I do not, however, feel sorry for Sarah Connor. For someone who’s trying to keep a low profile, perhaps she should refrain from kidnapping small children, even if she saves their lives in the process. I get why she did it: two other Sarah Connors died before the T-888 locked on to her, so her survivor’s guilt kicked in when they discovered that Martin Bedell (but not the Martin Bedell) is brutally murdered. So she saves the life of grade schooler Marty Bedell – and even helped him with his book report – while this week’s time-traveling killing machine abandons his mission to kill young Marty in order to acquire the actual Martin Bedell, a military school student that would go on to become one of John’s most valued fighters…and would ultimately die for him. But more on that later.

“Hey, you don’t know me, but years from now, you’re gonna die for me. Are you cool with that?”

Sarah and Cameron didn’t use aliases. Their extraction of Marty was in broad daylight, and involved the point-blank shooting of the Terminator, which of course got up and continued to pursue them.
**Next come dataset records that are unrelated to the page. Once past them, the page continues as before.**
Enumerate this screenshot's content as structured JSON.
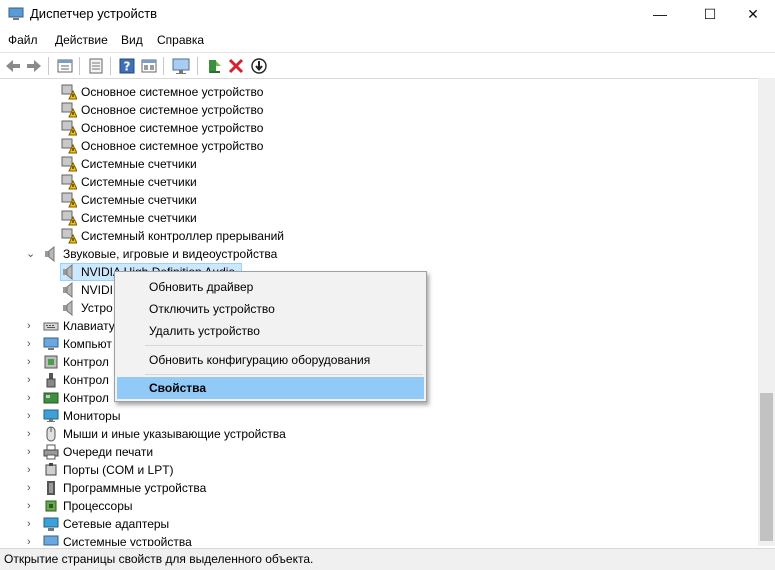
{
  "window": {
    "title": "Диспетчер устройств",
    "minimize": "—",
    "maximize": "☐",
    "close": "✕"
  },
  "menu": [
    "Файл",
    "Действие",
    "Вид",
    "Справка"
  ],
  "toolbar": {
    "icons": [
      "back-icon",
      "forward-icon",
      "device-view-icon",
      "properties-icon",
      "help-icon",
      "view-icon",
      "monitor-scan-icon",
      "update-driver-icon",
      "uninstall-icon",
      "download-icon"
    ]
  },
  "tree": {
    "items": [
      {
        "label": "Основное системное устройство",
        "icon": "warning-device-icon"
      },
      {
        "label": "Основное системное устройство",
        "icon": "warning-device-icon"
      },
      {
        "label": "Основное системное устройство",
        "icon": "warning-device-icon"
      },
      {
        "label": "Основное системное устройство",
        "icon": "warning-device-icon"
      },
      {
        "label": "Системные счетчики",
        "icon": "warning-device-icon"
      },
      {
        "label": "Системные счетчики",
        "icon": "warning-device-icon"
      },
      {
        "label": "Системные счетчики",
        "icon": "warning-device-icon"
      },
      {
        "label": "Системные счетчики",
        "icon": "warning-device-icon"
      },
      {
        "label": "Системный контроллер прерываний",
        "icon": "warning-device-icon"
      },
      {
        "label": "Звуковые, игровые и видеоустройства",
        "icon": "speaker-icon"
      },
      {
        "label": "NVIDIA High Definition Audio",
        "icon": "speaker-icon"
      },
      {
        "label": "NVIDI",
        "icon": "speaker-icon"
      },
      {
        "label": "Устро",
        "icon": "speaker-icon"
      },
      {
        "label": "Клавиату",
        "icon": "keyboard-icon"
      },
      {
        "label": "Компьют",
        "icon": "computer-icon"
      },
      {
        "label": "Контрол",
        "icon": "controller-icon"
      },
      {
        "label": "Контрол",
        "icon": "usb-icon"
      },
      {
        "label": "Контрол",
        "icon": "controller-icon"
      },
      {
        "label": "Мониторы",
        "icon": "monitor-icon"
      },
      {
        "label": "Мыши и иные указывающие устройства",
        "icon": "mouse-icon"
      },
      {
        "label": "Очереди печати",
        "icon": "printer-icon"
      },
      {
        "label": "Порты (COM и LPT)",
        "icon": "port-icon"
      },
      {
        "label": "Программные устройства",
        "icon": "software-device-icon"
      },
      {
        "label": "Процессоры",
        "icon": "cpu-icon"
      },
      {
        "label": "Сетевые адаптеры",
        "icon": "network-icon"
      },
      {
        "label": "Системные устройства",
        "icon": "system-device-icon"
      }
    ]
  },
  "context_menu": {
    "items": [
      "Обновить драйвер",
      "Отключить устройство",
      "Удалить устройство",
      "Обновить конфигурацию оборудования",
      "Свойства"
    ]
  },
  "status": "Открытие страницы свойств для выделенного объекта."
}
Someone, somewhere on that street, saw something. How many public disturbances is the Connor posse going to make before they wind up in the slammer?

We only get one Weaver/Ellison moment – more strategic speak that goes over Ellison’s head about the significance of the power plant – but at least we get to see Catherine use her abilities again, “Dream Warriors”-style. You just know, from the moment they cast Shirley Manson as the T-1000, that they scripted a death-by-liquid-metal-tongue scene shortly afterward. The producers would be wise to spend future money in a similar fashion.

It was hilarious how easy it was for Derek and John to walk onto the campus of a military school and receive lodging – and employment! – with no trouble. Who’s running this school, Clancy Wiggum? (“Hey, I told you, you don’t get a gun until you tell me your name!”) They tried to write in a bit about how tenuous the future really is – Bedell wants to drop out of the academy for a girl on the east coast – but they end the episode by giving Bedell a glimpse of the future by having him assist in the destruction of the Terminator assigned to kill him. Bedell takes his newfound importance seriously enough to stay in school, but it had me wondering: if Future John had asked Future Bedell if he remembered meeting him and Derek in military school, what would his answer have been? Was that event always a part of his life – and would Bedell have chosen this path if he knew the fate that awaited him, hence this blog’s Tears for Fears-cribbing title – or have John and Derek stepped on a butterfly in order to maintain the future, only to create a different kind of hurricane? That’s this show’s Achilles heel, I suppose: they’re trading one post-apocalyptic nightmare for another from week to week, but one in which the machines always win.

One last thought: the machines have to know that the resistance is never going to send John back in time, since he’ll be unable to lead the fight for the future. So why are the machines bothering to try and snuff these future resistance fighters during Connor’s teen years? Wouldn’t it be more prudent to just kill their mothers while they’re still carrying these fighters before John, Sarah and Derek have a chance to save them? Or am I not playing by the rules? Sorry about that.